Lo del miércoles fue técnicamente un golpe de Estado. Frustrado pero golpe de Estado al fin y al cabo. Cuando entras cual elefante en cacharrería en la casa de la soberanía popular lo que quieres es cargarte la democracia. Punto. Cuando Pavía tomó, con caballo o sin él, que eso está ahora también en discusión, nuestro Congreso no fue precisamente para salvar la democracia sino para acabar con la Primera República. Cuando Maduro hizo lo propio en Venezuela, entre los aplausos de la chusmaza podemita, fue para finiquitar lo poco que quedaba de democracia en el país hermano. Cuando Tejero invadió nuestra Cámara Baja lo hizo con las aviesas intenciones obvias: cargarse lo poco de democracia que llevábamos en 1981, algo menos de cinco años y medio. Y cuando Puigdemont y Junqueras le imitaron con la declaración de independencia del 27 de octubre de 2017 no buscaban tampoco defender la legalidad sino imponer una dictadura en la que los constitucionalistas acabasen asimilados a los negros en la Sudáfrica del apartheid.
Con el asalto de sus seguidores al Capitolio, Trump tiró en 24 horas el prestigio que le quedaba por su buena gestión económica
Los destartalados mentales que entraron en el Capitolio como Pedro por su casa hace cuatro días no pretendían hacerse una foto en el sillón de Mike Pence, en el despacho de Nancy Pelosi o simplemente dar la nota saliendo en la tele para que les viera la parentela paleta de Nebraska o Arkansas. Buscaban revertir el resultado de unas Presidenciales que Biden ganó por 7 millones de votos que se dice pronto. Y lo hicieron alentados por un elefante blanco llamado Donald J. Trump que tiró en 24 horas el prestigio que le quedaba por una innegable buena gestión económica que había conducido a los Estados Unidos a los índices de desempleo más bajos en 53 años, a los menores ratios de paro entre las mujeres en 60 años y a las mejores cifras de ocupación entre la población negra de todos los tiempos.

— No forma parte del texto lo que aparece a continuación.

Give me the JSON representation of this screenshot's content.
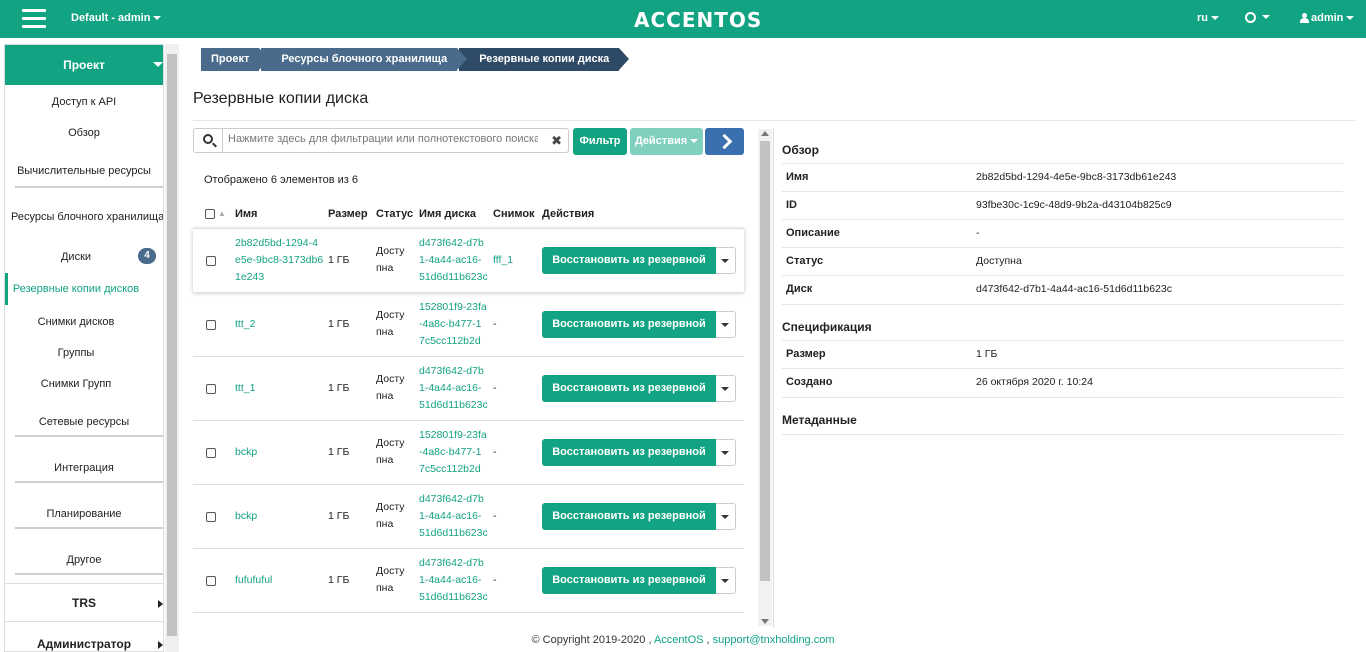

La paradoja de Trump es que cuando apelaba a su parte genialoide, las menos de las veces, las cosas salían bien; pero cuando daba rienda suelta a su parte locoide, las más de las ocasiones, se iba todo al carajo. El miércoles no sólo se cargó la cuota positiva de su legado sino que mató para siempre las pocas posibilidades que le quedaban de intentar repetir Presidencia en 2024. Tres cuartos de lo mismo sucedió con su carismática hija Ivanka, a la que el dedito en Twitter redujo a la nada sus opciones de ser la cara amable del trumpismo en los próximos comicios, que están a tres años y nueve meses vista.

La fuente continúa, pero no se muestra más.